Brain aging may be fundamentally driven by disrupted fat metabolism rather than simple cellular wear and tear. This comprehensive review reveals how specific lipid molecules—fatty acids, cholesterol, sphingolipids, and phospholipids—orchestrate the transition of brain cells into senescence, a state of permanent growth arrest that contributes to cognitive decline and neurodegeneration.

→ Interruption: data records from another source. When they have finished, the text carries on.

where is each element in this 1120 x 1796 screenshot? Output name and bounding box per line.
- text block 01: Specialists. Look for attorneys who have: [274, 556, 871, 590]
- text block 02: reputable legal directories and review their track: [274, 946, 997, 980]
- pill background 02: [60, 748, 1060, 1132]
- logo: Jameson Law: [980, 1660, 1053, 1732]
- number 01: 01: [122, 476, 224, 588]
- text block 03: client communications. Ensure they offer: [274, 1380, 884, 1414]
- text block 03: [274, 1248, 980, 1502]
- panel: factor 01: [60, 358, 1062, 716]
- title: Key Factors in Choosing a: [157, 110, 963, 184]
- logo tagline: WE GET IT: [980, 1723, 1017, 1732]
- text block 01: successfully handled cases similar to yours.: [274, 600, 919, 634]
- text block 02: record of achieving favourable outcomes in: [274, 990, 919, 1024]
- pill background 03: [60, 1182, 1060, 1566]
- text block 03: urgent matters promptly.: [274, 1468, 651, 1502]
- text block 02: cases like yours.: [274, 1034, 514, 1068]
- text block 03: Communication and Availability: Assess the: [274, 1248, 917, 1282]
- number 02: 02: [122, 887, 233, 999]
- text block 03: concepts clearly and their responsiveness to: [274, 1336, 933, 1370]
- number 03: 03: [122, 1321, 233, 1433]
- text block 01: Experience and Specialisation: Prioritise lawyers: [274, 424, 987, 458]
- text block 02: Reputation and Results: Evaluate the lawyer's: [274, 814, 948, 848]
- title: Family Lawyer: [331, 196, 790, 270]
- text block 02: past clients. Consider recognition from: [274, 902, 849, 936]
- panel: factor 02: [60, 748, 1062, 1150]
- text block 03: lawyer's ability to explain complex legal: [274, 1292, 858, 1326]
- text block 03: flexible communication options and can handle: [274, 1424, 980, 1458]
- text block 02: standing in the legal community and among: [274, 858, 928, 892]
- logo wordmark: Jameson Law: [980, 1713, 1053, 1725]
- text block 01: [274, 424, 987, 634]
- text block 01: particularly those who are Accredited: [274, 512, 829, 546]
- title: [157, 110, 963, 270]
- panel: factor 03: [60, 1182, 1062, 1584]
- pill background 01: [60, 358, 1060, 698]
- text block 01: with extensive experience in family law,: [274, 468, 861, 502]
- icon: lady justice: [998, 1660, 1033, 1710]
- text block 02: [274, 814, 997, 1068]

The analysis demonstrates that altered lipid species trigger a cascade of cellular dysfunction across different brain cell types. In neurons, astrocytes, microglia, and other glial cells, lipid dysregulation leads to accumulation of lipid droplets, disrupted membrane dynamics, and production of inflammatory bioactive mediators. These changes collectively shape the senescence-associated secretory phenotype (SASP), creating a toxic brain environment that accelerates aging and promotes neurodegenerative diseases like Alzheimer's and Parkinson's.
This lipid-centric view of brain aging represents a significant shift from traditional theories focused on protein aggregation or oxidative damage. The bidirectional relationship between lipid metabolism and mitochondrial dysfunction suggests that targeting specific lipid pathways could offer more precise therapeutic interventions. The cell type-specific patterns of lipid disruption identified in this work provide a roadmap for understanding why certain brain regions are more vulnerable to age-related decline. While much research has examined individual lipid species in isolation, this integrated framework reveals how lipid metabolism acts as a master regulator of neuronal senescence, potentially explaining why metabolic interventions like dietary modifications can influence brain aging trajectories.